Dutch would be worth learning too. Enough to get by at least.

If you do what you love, you’ll never work a day in your life… probably because it’s not much of a job and it won’t pay the bills.

Sorry, I’m that 9-5er rushing home to clean stalls and train one horse, and you know what, I’m still progressing, and so are the horses. When every minute counts, you can be extremely productive in training and in life. It’s not the end of the world.

Funny its the “ammy with the job” that has more time, money and fewer restrictions-- all the pros I know are too busy and broke to do much with their own horses…

JMHO. I can spend 4 hrs a night with my one horse… can most professionals do that? not likely. I don’t have any desire or wish to be a pro or compete other peoples’ horses.

Sure, I have to carefully manage my time and money, but so does everyone else.

[QUOTE=Sancudo;9011488]
If you do what you love, you’ll never work a day in your life… probably because it’s not much of a job and it won’t pay the bills.
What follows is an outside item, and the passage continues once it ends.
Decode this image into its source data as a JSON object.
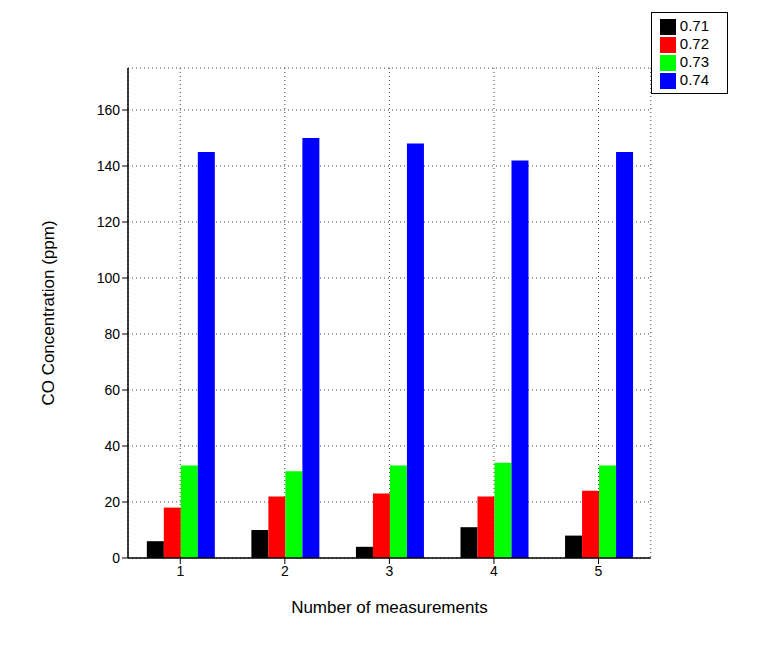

Sorry, I’m that 9-5er rushing home to clean stalls and train one horse, and you know what, I’m still progressing, and so are the horses. When every minute counts, you can be extremely productive in training and in life. It’s not the end of the world.[/QUOTE]

This is probably not even in the OP’s mind right now, but you reminded me - OP, it’s important to remember that most of the 9-5’ers have retirement, health insurance, and savings. Most (nearly all) the equine pros I know have very little saved and no retirement. There is no sick pay, no paid vacation, and no weekends off. Regular jobs aren’t THAT bad, and nowhere does it say you must only work jobs doing things you LOVE.